En un debate, organizado por LA GACETA en mayo de 2008, en el que participaron alumnos, padres, docentes, abogadas, psicólogas y funcionarias de Educación, se analizaron las causas de esta problemática y surgieron ideas orientadas hacia una solución posible. Entre las propuestas, se señaló que era necesario un trabajo interdisciplinario; desarrollar los sistemas de tutorías, de autodisciplina, de convivencias y talleres culturales; impulsar la mediación escolar como una herramienta para promover el diálogo entre los chicos. Se habló de desterrar el trinomio violencia-pobreza-exclusión, del autoritarismo de los profesores y de su maltrato verbal hacia los estudiantes, de propiciar con más intensidad las prácticas deportivas como una posibilidad de descargar energías, que las directoras no oculten los episodios de violencia por temor de ser sancionadas por el Ministerio, de recurrir al Gabinete Psicopedagógico ante los síntomas de violencia y no aguardar a que esta se desencadene. Pero también debería haber talleres para padres de chicos violentos.

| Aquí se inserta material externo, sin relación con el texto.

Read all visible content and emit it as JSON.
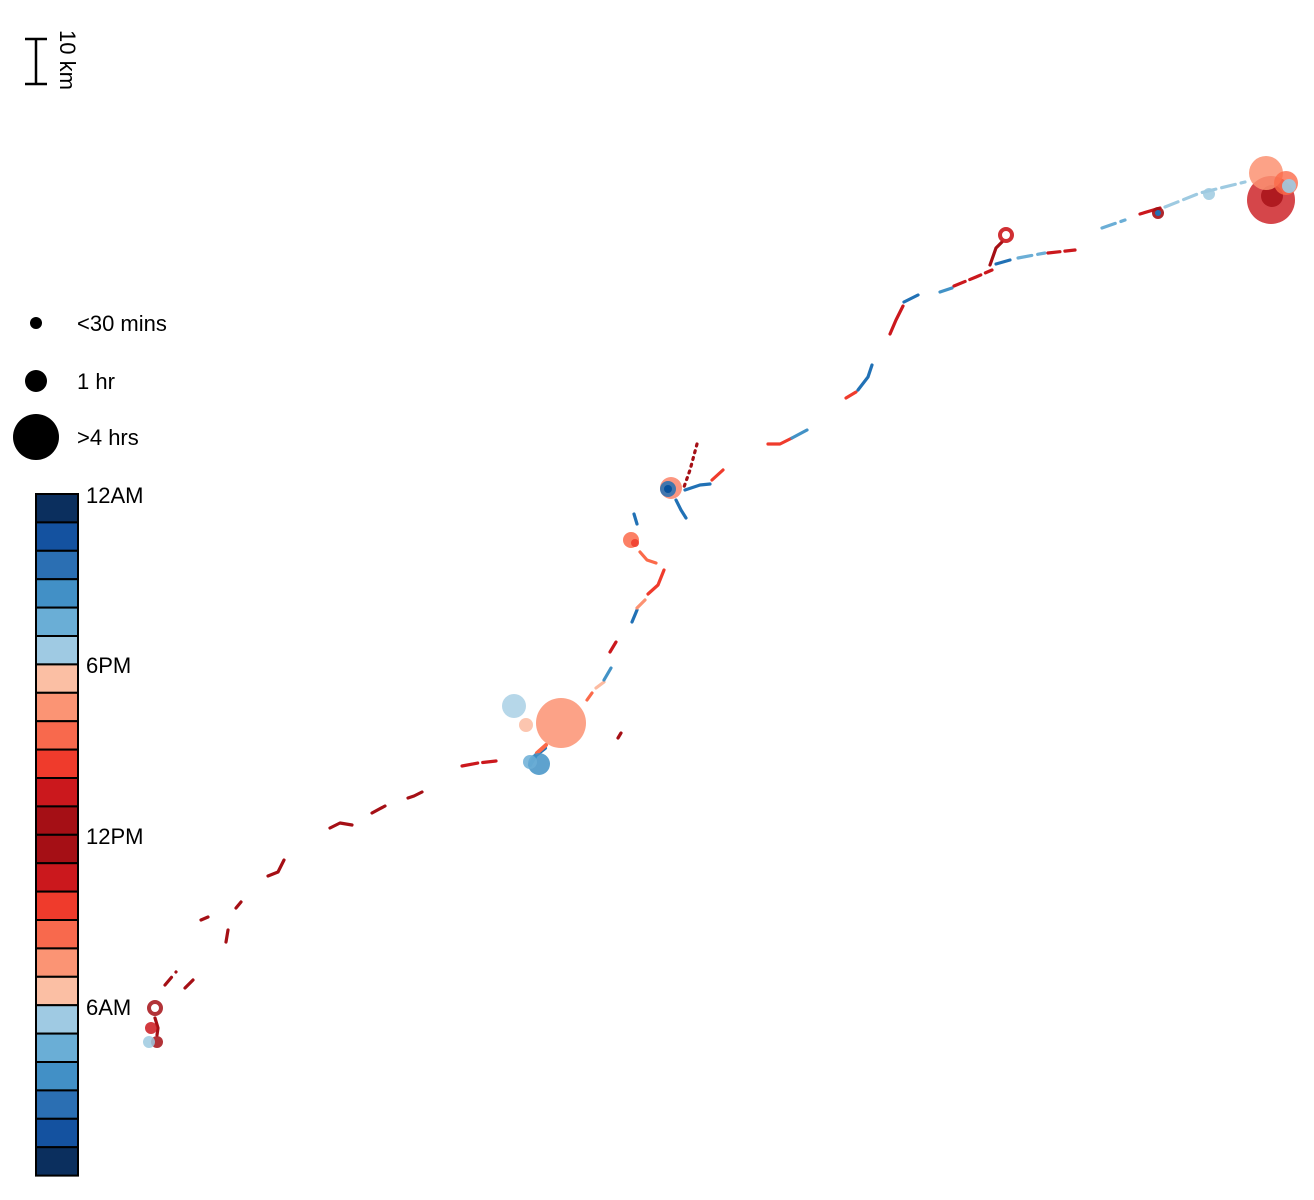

Los chicos son, por lo general, el reflejo de sus padres. Si en la casa reina el autoritarismo, la agresión física o verbal, la ausencia de diálogo, ellos serán emergentes de esa realidad y repetirán esa conducta con el prójimo en cualquier lugar. Ya desde jardín de infantes habría que educar a los niños para la paz. Tal vez de ese modo construiremos una sociedad menos violenta y más digna. "No hay camino para la paz, la paz es el camino", dijo Mahatma Gandhi.